Nestas palavras não pretendo censurar os fantásticos avanços da Ciência. No entanto temos que estar conscientes que a ampliação dos horizontes e fronteiras destas novas técnicas irão desencadear uma profunda reflexão. Creio que estaremos brevemente, talvez mais cedo do que cogitámos, na presença de descobertas que poderão questionar toda a existência humana.
Conquanto estes avanços possam ser de facto extraordinários, não podem deixar de inundar os espíritos com receios e dúvidas, uma vez que tudo aquilo que é mais profundo e humano passará a ser questionável.
As demais narrativas de ficção científica apresentam-nos sociedades futuristas dominadas pelos efeitos do desenvolvimento extremado da biotecnologia. Muitos autores descrevem-nos comunidades planeadas com o máximo detalhe, onde a poesia, a admiração, o desejo, o encantamento e a contemplação são meros acessórios, sendo introduzida uma falsa felicidade (mental e física), desprovida de paixão e Amor natural. Observamos inclusive a uma adaptação dos paradigmas sociais de forma a satisfazer a inovação da ciência. Provavelmente todo estes cenários são apenas meras fantasias e jamais presenciaremos a um espírito ideológico semelhante, contudo estão lançados os alicerces que conduzem a uma complexa reflexão sobre o futuro da moral.
Ignorando agora todas as retro conjecturas, o que se apresenta como inegável é o incremento desmedido do poder que o ser humano diariamente adquire na sua capacidade de dominar a Natureza. Será que estamos dispostos a revolucionar toda a nossa existência? Será que desejamos um exército de bebés clones, louros de olhos azuis, obedientes e fisicamente semelhante a Hércules?

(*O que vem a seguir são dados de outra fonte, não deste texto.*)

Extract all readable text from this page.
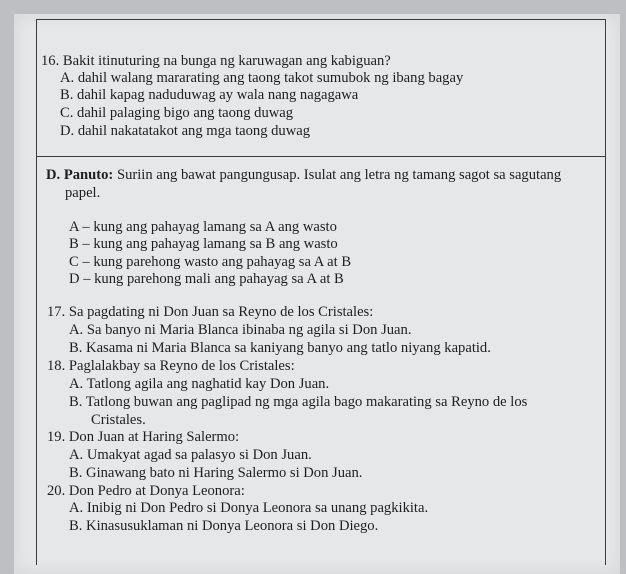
16. Bakit itinuturing na bunga ng karuwagan ang kabiguan?
A. dahil walang mararating ang taong takot sumubok ng ibang bagay
B. dahil kapag naduduwag ay wala nang nagagawa
C. dahil palaging bigo ang taong duwag
D. dahil nakatatakot ang mga taong duwag
D. Panuto: Suriin ang bawat pangungusap. Isulat ang letra ng tamang sagot sa sagutang
papel.
A – kung ang pahayag lamang sa A ang wasto
B – kung ang pahayag lamang sa B ang wasto
C – kung parehong wasto ang pahayag sa A at B
D – kung parehong mali ang pahayag sa A at B
17. Sa pagdating ni Don Juan sa Reyno de los Cristales:
A. Sa banyo ni Maria Blanca ibinaba ng agila si Don Juan.
B. Kasama ni Maria Blanca sa kaniyang banyo ang tatlo niyang kapatid.
18. Paglalakbay sa Reyno de los Cristales:
A. Tatlong agila ang naghatid kay Don Juan.
B. Tatlong buwan ang paglipad ng mga agila bago makarating sa Reyno de los
Cristales.
19. Don Juan at Haring Salermo:
A. Umakyat agad sa palasyo si Don Juan.
B. Ginawang bato ni Haring Salermo si Don Juan.
20. Don Pedro at Donya Leonora:
A. Inibig ni Don Pedro si Donya Leonora sa unang pagkikita.
B. Kinasusuklaman ni Donya Leonora si Don Diego.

O que fariam Estaline e Hitler se tivessem no seu tempo tamanho poder? Sem dúvida utilizaram esta arma para dominarem, moldarem e influenciarem toda a vivência política e social, sempre assentes nas suas doutrinas totalitárias e filosofias utópicas, ignorando os desejos e vontades espontâneas.
Provavelmente será prematuro divagar sobre as reais potencialidades da biotecnologia. Neste momento, perante todas as incertezas, não é fácil definir o que é moralmente correcto ou incorreto e é ainda é mais difícil determinar quais podem ser as suas fronteiras ou limites.
Elevar e defender a nossa humanidade serão os factores decisivos no momento de estabelecer as regras para os possíveis alcances na biotecnologia. Humanidade essa presente em todos os nossos actos, desde a capacidade de amar o nosso filho como ele realmente é (e não criado por nós como um objecto) até à compaixão de deixar partir alguém e sofrer com essa dor.